Beberapa Kecenderungan Pendidikan
Perkembangan masyarakat akan membawa pengaruh terhadap
perkembangan nilai, prinsip, dan prosedur dalam pendidikan. Dahulu, misalnya
nilai yang dianggap baik adalah “patuh” tanpa mempertanyakan alasan dan tujuan;
dan mengulang-ulang (drills) dianggap sebagai prosedur mengajar yang paling
baik diterapkan untuk segala macam bidang ajaran.
Berbagai usaha pembaruan (reformasi) memang telah
dilakukan, namun kini yang sebenarnya diperlukan adalah transformasi pendidikan. Dimana hakikat, lembaga dan fungsi pendidikan
dikembangkan dengan sistem nilai, prinsip dan prosedur baru secara menyeluruh.
Beberapa kecenderungan baru berikut ini, dapat dijadikan dasar pertimbangan
perlunya usaha transformasi pendidikan itu.
1.
Belajar menyelidik
Meliputi kemampuan seseorang dalam menggunakan proses dan prosedur
intelektual untuk memecahkan masalah akademis maupun praktis yang sedang
dihadapinya.

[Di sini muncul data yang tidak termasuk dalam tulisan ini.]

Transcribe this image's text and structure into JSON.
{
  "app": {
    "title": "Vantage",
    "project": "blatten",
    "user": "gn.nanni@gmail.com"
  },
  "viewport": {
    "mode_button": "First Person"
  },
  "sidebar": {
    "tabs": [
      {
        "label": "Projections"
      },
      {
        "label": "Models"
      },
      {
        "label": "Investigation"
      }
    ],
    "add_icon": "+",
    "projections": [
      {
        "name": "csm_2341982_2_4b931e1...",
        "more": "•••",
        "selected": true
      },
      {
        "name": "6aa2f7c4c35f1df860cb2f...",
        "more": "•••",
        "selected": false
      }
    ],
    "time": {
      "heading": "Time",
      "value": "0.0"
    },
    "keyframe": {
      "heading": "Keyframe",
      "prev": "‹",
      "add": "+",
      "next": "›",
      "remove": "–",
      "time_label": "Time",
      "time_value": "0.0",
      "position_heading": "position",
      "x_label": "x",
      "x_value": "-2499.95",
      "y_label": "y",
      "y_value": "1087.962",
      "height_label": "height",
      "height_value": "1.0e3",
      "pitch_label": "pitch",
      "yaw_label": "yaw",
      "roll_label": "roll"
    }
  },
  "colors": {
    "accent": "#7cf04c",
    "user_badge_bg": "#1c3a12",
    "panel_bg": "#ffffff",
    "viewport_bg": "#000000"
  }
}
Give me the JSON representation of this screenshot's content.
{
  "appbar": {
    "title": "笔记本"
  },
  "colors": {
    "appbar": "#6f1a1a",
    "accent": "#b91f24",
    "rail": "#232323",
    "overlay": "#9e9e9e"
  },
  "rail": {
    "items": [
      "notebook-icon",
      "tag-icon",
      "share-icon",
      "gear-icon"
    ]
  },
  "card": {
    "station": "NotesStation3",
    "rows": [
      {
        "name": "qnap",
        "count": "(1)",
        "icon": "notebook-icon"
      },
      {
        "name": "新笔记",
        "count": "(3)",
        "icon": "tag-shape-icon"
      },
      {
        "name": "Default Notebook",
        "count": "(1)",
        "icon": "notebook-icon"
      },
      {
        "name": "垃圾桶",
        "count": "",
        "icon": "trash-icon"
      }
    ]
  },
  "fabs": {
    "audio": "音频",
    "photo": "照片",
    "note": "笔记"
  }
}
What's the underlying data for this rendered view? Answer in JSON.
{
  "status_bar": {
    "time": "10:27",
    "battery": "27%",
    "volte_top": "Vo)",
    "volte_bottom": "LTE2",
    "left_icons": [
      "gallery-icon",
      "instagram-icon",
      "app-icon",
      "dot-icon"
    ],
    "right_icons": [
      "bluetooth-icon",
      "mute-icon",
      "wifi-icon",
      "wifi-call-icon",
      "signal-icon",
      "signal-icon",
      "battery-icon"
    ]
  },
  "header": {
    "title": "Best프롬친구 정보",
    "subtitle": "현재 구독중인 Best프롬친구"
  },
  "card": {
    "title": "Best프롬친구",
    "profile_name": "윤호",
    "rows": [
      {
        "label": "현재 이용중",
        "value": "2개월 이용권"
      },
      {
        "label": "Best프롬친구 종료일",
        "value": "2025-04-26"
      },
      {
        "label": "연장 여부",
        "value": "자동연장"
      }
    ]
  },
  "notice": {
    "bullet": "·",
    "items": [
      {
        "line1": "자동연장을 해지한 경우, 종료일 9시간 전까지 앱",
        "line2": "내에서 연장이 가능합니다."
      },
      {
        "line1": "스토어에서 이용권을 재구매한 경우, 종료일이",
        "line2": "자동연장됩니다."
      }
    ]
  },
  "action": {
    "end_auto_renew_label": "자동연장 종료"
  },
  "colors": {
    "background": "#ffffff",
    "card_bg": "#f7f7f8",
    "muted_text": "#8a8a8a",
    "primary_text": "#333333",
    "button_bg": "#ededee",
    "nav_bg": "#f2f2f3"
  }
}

Dalam kalangan ilmu alamiah kemampuan ini disebut dengan “belajar
menemukan” (discovery learning) dan dalam kalangan ilmu budaya disebut dengan
“belajar berkreasi” (creatifity
learning). Prinsip ini dalam
pelaksanaannya dicerminkan dengan berkurangnya penjelasan atau ceramah oleh
guru, dan dengan meningkatnya kegiatan meneliti
baik secara mandiri maupun kelompok oleh peserta didik. Heathers (1970)
berpendapat bahwa fungsi pendidikan yang paling penting adalah mengembangkan
kemampuan menyelidik tiap orang agar ia dapat memecahkan persoalan hidupnya
sendiri, serta merupakan peserta yang efektif dalam memecahkan masalah
kelompok. Prinsip ini serasi digunakan dalam masyarakat dimana pengetahuan dan
penerapannya mengalami perubahan yang cepat.[2]
2.
Belajar mandiri
Yaitu berupa pengarahan dan pengontrolan diri dalam
memperoleh dan menggunakan pengetahuan. Kemampuan ini sangat berkaitan dengan
belajar menyelidik. Kemampuan ini sangat penting, dimana keberhasilan dalam
kehidupan akan diukur dari kesanggupan dalam bertindak dan berpikir sendiri,
dan tidak bergantung kepada orang lain. Paling sedikit ada dua kemungkinan
untuk melaksanakan prinsip ini, yaitu : pertama, digunakan program belajar yang
mengandung petunjuk untuk belajar sendiri oleh peserta didik dengan bantuan
guru yang minimal, dan kedua, melibatkan siswa dalam merencanakan dan
melaksanakan kegiatan belajarnya sendiri.
3.
Belajar struktur bidang studi
Materi atau informasi dalam bidang studi berkembang
terus sejalan dengan perkembangan ilmu pengetahuan itu sendiri. Karena
informasi yang terus berkembang dan keterbatasan manusia, maka cara yang lebih
bermakna adalah apabila kita mampu mempelajari gagasan umum yang dijadikan
dasar dalam menyusun, menafsirkan dan memperkirakan gejala yang ada dalam
bidang studi itu, atau dengan kata lain mempelajari struktur bidang studi.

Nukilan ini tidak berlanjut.